Ketika Thailand Buka Salon di Indonesia

Teman-teman mari kita berandai-andai…

Tak lama setelah Komunitas Ekonomi ASEAN (KEA)  2015 terbentuk, tak jauh dari rumah saya terdapat salon kecantikan yang ramai sekali pengunjungnya. Tua-muda dari kelas sosial menengah-atas datang silih berganti. Maklum lah selain merawat tubuh di sana juga terdapat ajang hangout karena tersedia café, toko buku bahkan pelayanan wisata ke berbagai negara.  Kalau kata Bang Mamat sih tempat itu untuk  to see and to be seen. Melihat dan untuk dilihat, sebuah pemenuhan kebutuhan psikologis dari kelas sosial ini.

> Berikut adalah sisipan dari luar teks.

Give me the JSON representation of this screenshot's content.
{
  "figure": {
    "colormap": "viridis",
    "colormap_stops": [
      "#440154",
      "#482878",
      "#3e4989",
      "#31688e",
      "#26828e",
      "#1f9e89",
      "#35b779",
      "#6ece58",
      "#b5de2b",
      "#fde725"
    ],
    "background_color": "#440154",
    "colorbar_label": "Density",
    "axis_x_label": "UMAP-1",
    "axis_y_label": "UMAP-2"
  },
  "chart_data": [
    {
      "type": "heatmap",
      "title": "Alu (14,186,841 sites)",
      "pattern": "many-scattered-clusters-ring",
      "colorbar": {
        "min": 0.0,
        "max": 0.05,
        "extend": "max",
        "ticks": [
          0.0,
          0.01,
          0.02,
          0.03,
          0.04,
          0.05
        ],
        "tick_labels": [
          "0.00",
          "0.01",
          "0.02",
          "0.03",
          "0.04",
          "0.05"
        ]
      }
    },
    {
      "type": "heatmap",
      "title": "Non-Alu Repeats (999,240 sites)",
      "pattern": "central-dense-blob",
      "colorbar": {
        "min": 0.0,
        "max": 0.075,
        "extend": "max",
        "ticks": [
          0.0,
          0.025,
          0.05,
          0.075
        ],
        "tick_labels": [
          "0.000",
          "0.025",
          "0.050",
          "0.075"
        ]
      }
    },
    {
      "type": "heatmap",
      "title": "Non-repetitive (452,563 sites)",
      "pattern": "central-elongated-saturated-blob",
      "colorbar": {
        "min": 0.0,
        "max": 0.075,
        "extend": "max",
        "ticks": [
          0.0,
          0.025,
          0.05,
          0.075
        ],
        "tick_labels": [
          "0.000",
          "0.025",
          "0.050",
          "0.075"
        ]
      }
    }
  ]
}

Saya pun pernah menjajal salon itu. Bukan salah saya kalau jatuh cinta pada pandangan pertama. Dari awal saya memahami mengapa orang memilih datang ke tempat itu alih-alih salon serupa yang terletak di ujung jalan satu lagi. Di sini pelayanan serba nomor satu. Sudah tempatnya bersih, wangi, pegawai ramah, santun, dan paling penting datang ke tempat ini merasa banget bahwa uang yang dikeluarkan sesuai dengan pelayanan yang diberikan. Mereka professional sekali. Maklum standar mereka dunia yang dibuktikan oleh sertifikat pengakuan.

Yang menarik adalah salon itu milik warga negara Thailand. Sejak berlakunya kerja sama ekonomi melalui liberalisasi perdagangan di sektor jasa melalui Frame Work Agreement on Services (AFAS) yang ditanda tangani di Bangkok 15 Desember 1995, usaha dari saudara kita ini perlahan namun pasti mematikan salon lokal yang di ujung jalan satu lagi. Padahal salon lokal itu dulu sangat diapresiasi karena mengangkat kearifan lokal  untuk berbagai produk perawatannya. Mungkin karena tidak begitu menyadari dampak sosial dari berlakunya KEA tahun 2015, mereka seperti Narsiscus yang mati dalam bayangannya sendiri. Teori bahwa sukses masa lalu tak menjamin sukses di masa depan berlaku di sini. Karena saat kondisi sosial berubah aturan main juga akan berubah. Mereka yang tak berubah akan tertelan oleh perubahan itu sendiri.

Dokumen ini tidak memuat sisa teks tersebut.